Kitfox Games is about building bridges these days, it seems. Explicitly, they’re building bridges between hunks and cutlery with upcoming action/dating sim Boyfriend Dungeon. More subtle (and surprising) are the bridges they’re building between communities in fandom. We discussed both at GDC 2019.
Earlier in the week, I had the pleasure of discussing Boyfriend Dungeon with lead artist Xin Ran Liu after spending ten minutes with the game at The MIX (Media Indie Exchange). For the uninitiated, Boyfriend Dungeon deftly combines a visual novel-style dating simulation with an isometric action game. How it weaves the two together is something unexpected: each of the player’s weapons can be dated. For the demo I played, only Sunder (a Talwar) and Valeria (a dagger) were available to me.

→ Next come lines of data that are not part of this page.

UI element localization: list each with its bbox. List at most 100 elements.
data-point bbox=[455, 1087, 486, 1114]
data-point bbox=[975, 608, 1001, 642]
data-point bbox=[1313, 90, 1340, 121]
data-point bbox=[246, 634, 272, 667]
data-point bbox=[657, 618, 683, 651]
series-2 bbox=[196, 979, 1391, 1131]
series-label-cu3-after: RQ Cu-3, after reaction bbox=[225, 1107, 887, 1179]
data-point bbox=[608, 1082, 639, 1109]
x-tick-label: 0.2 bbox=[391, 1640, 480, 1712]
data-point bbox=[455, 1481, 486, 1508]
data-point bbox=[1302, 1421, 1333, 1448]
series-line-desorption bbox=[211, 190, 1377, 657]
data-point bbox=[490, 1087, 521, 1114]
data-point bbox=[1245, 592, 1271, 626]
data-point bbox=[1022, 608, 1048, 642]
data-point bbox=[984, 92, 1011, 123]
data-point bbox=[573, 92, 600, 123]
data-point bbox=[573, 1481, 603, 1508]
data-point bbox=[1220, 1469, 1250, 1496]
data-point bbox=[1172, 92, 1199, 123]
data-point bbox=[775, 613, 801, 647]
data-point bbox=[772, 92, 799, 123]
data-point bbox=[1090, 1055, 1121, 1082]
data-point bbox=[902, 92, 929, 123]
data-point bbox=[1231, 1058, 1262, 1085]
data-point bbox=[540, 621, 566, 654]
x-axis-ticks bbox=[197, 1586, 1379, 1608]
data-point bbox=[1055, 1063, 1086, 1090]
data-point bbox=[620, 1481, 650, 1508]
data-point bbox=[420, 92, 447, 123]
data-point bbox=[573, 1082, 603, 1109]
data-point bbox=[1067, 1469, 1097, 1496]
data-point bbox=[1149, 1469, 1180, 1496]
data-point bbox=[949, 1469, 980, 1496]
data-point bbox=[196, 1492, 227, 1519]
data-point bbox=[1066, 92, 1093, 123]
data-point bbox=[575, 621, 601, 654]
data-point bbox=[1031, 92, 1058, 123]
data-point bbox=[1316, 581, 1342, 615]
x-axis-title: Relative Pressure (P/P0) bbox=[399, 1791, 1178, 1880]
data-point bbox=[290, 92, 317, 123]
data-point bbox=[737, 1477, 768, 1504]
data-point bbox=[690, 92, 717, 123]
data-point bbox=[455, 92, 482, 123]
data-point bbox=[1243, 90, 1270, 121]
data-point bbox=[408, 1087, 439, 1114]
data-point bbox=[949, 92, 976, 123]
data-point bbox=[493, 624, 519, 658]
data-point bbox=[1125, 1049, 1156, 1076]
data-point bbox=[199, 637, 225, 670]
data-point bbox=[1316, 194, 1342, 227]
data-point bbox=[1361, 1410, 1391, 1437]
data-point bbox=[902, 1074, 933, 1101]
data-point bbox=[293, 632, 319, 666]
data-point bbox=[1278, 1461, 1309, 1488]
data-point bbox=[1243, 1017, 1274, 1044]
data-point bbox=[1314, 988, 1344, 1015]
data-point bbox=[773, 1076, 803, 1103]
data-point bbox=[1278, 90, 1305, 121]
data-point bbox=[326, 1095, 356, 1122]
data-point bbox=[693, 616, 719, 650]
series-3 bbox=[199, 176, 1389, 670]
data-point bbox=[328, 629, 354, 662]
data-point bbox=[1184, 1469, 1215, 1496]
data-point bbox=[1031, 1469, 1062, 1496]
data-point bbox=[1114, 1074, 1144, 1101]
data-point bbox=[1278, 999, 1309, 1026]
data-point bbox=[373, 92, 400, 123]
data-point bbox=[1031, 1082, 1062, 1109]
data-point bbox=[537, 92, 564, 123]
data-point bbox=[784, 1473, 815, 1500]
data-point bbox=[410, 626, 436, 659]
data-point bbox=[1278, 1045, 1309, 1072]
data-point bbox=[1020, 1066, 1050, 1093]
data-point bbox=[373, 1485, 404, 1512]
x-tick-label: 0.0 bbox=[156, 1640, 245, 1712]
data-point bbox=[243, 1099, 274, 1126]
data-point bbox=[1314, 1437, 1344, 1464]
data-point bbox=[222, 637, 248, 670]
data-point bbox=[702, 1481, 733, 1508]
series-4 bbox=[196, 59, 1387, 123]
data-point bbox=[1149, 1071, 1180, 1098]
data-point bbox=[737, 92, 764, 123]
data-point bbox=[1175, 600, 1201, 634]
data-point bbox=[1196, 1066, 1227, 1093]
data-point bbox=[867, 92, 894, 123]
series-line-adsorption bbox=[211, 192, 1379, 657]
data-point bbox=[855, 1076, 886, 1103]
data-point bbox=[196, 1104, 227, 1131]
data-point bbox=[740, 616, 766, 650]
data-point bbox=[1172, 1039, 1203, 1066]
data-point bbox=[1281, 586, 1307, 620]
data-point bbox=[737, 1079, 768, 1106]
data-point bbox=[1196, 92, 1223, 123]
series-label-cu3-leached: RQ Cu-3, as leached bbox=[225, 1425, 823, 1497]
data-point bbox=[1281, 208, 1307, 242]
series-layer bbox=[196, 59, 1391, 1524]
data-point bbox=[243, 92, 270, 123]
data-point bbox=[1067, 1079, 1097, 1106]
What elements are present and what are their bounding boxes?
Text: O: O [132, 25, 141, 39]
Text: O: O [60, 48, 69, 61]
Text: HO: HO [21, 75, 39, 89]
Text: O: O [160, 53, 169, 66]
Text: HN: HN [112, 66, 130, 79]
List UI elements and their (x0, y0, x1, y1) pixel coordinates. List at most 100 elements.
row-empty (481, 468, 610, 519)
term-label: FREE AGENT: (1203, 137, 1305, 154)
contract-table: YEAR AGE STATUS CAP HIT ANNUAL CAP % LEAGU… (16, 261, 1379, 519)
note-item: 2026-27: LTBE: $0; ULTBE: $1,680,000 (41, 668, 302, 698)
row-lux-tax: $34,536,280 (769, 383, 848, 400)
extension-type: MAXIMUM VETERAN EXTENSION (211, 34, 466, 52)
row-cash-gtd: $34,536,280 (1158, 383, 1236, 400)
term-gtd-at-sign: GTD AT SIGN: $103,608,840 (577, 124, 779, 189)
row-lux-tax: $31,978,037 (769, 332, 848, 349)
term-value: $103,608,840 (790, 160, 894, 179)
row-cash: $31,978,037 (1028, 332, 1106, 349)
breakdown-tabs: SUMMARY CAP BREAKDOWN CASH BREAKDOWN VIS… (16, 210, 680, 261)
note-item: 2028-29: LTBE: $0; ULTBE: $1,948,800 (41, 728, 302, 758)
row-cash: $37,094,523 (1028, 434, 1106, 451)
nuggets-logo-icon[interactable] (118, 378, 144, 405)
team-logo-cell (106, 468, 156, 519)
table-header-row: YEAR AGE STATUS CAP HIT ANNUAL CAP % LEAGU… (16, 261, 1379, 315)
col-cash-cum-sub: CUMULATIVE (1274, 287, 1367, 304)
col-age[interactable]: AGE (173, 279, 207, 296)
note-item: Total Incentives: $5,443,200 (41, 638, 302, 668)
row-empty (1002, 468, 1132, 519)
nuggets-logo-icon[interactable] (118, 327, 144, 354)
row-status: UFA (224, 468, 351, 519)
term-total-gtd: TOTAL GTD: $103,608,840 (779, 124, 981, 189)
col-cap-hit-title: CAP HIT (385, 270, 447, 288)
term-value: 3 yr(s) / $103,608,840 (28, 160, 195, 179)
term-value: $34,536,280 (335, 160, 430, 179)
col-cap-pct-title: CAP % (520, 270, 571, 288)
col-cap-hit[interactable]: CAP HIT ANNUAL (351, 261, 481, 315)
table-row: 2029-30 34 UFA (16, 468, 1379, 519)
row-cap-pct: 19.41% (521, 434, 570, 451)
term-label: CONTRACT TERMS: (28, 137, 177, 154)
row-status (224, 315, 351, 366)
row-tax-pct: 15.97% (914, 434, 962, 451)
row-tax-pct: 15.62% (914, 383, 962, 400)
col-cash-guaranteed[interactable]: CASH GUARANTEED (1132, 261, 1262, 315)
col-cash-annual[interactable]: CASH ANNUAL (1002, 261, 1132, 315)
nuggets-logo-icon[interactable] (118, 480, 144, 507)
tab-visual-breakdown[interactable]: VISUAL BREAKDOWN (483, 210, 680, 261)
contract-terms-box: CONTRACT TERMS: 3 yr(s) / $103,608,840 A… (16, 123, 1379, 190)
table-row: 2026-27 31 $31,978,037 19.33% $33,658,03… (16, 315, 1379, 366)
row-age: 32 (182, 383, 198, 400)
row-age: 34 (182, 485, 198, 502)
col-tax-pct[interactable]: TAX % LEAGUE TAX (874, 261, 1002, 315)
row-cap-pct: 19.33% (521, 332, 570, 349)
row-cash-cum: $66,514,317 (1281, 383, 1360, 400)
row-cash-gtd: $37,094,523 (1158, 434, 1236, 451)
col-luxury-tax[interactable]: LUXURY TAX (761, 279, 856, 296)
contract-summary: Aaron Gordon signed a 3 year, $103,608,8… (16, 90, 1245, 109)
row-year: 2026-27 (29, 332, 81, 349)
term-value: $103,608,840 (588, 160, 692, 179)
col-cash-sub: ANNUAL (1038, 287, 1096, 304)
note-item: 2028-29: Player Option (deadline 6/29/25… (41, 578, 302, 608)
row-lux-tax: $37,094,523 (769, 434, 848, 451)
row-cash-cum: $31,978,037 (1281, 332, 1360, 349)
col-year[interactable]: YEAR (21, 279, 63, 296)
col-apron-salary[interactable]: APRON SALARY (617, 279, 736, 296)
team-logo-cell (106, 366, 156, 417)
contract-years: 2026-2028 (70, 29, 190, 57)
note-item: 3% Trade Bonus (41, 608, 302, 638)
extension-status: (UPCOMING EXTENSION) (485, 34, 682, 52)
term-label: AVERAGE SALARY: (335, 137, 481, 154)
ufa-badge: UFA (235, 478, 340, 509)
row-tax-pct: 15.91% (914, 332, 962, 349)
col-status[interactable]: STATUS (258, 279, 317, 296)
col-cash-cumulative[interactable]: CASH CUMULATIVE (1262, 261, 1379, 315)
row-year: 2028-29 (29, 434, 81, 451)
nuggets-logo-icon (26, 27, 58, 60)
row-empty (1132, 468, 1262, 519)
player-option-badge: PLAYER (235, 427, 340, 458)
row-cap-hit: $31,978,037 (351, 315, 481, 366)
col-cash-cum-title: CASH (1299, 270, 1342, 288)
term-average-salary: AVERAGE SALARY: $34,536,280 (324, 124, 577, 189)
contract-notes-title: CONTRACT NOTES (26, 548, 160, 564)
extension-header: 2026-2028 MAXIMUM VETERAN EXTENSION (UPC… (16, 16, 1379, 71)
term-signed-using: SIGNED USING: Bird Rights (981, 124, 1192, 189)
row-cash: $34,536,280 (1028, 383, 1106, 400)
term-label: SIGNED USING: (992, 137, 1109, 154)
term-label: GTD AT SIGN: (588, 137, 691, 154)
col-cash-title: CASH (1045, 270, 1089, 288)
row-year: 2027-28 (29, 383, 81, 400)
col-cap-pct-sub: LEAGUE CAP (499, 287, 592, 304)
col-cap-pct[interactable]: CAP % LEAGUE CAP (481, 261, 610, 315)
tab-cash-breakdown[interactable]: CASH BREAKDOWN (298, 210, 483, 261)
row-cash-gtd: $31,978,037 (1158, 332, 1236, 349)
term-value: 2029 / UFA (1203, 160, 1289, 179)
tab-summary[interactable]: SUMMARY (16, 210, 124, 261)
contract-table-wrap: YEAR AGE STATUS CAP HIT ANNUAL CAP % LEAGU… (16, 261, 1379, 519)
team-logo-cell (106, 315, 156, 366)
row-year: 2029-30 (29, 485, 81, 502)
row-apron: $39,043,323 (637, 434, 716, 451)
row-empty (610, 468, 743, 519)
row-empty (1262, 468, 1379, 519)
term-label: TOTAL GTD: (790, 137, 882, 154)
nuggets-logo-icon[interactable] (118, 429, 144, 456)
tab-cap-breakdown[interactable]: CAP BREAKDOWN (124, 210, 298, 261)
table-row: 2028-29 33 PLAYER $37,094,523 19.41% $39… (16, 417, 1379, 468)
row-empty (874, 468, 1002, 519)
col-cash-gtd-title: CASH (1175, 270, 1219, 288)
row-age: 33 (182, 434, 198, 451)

Even in its early state, Boyfriend Dungeon has a lot going on. Your cozy-but-swanky apartment features the trappings you’d expect from a video game home base. When you want to check quest statuses, you’re treated to a smartphone interface that would feel played out if it weren’t so perfectly executed. The writing staff is flanked by narrative designer Christine Love (Analogue: A Hate Story and Ladykiller in a Bind) and writer Meg Jayanth (80 Days), and it shows. Their collective talent (not to mention Kitfox’s core staff) provides a solid core of dialogue and narrative progression I was interested in continuing long after my short time with the game.
There’s enough weaponized meat in this corner of the game that it could stand on its own if Kitfox desired. Instead, dating your weapons provides implicit and explicit value by improving the player’s abilities in the action-packed corner of the game. Boyfriend Dungeon’s procedurally modular dungeons felt a lot like a less-painstakingly-crafted version of Bastion. Isometric combat isn’t the only similarity; getting into a rhythm with combos felt positively Supergiant-esque. It feels more weighty than combat in Moon Hunters, one of Kitfox’s previous action titles.
Overwhelming hordes and some interface clutter suggest there’s still some iteration to come, which Liu confirmed when we spoke later in the week along with community developer Victoria Tran. For Tran’s part, she agreed that there has been a noticeable logjam of virtual novels and dating sims hitting the collective consciousness for the past few years. When asked how Boyfriend Dungeon will set itself apart aside from theme and combat, she indicated a focus on diversity both within the game and with who is making it will be the difference.
Even with a small vertical slice, inclusiveness is a key tenet for the game. From choosing addressed pronouns to entering a squarely jealousy-free zone with dateable weapons, I felt like I could carry my specific status into the game. Though not revolutionary in and of themselves (especially for modern dating sims), it all combines to feel very progressive for a narrative-based action game.
Boyfriend Dungeon doesn’t have a release date, yet Kitfox is disinterested in keeping to one project at a time. Aside from an unannounced project, Kitfox made headlines earlier this month with the discovery that fabled modern classic Dwarf Fortress was being brought to Steam by the studio. The key ingredient to the arrangement is trust, Tran asserted. “[Kitfox studio director] Tanya X Short and [Drawf Fortress creator] Tarn have known each other for a long time,” Tran noted.
I asked Tran and Liu which side decided to update the tile set for the Steam release–the original features charming but visually confusing ASCII art and little else–and neither were entirely sure. Kitfox definitely has conversations with the Dwarf Fortress team about best practices for a wide release, they suggested, but Tran said they’re essentially sticking to contracts, logistics, and PR.
Such a “good get” as a new publishing partner might surprise me and others in the industry, but Kitfox might just be its own most hushed secret. They’re getting louder in 2019.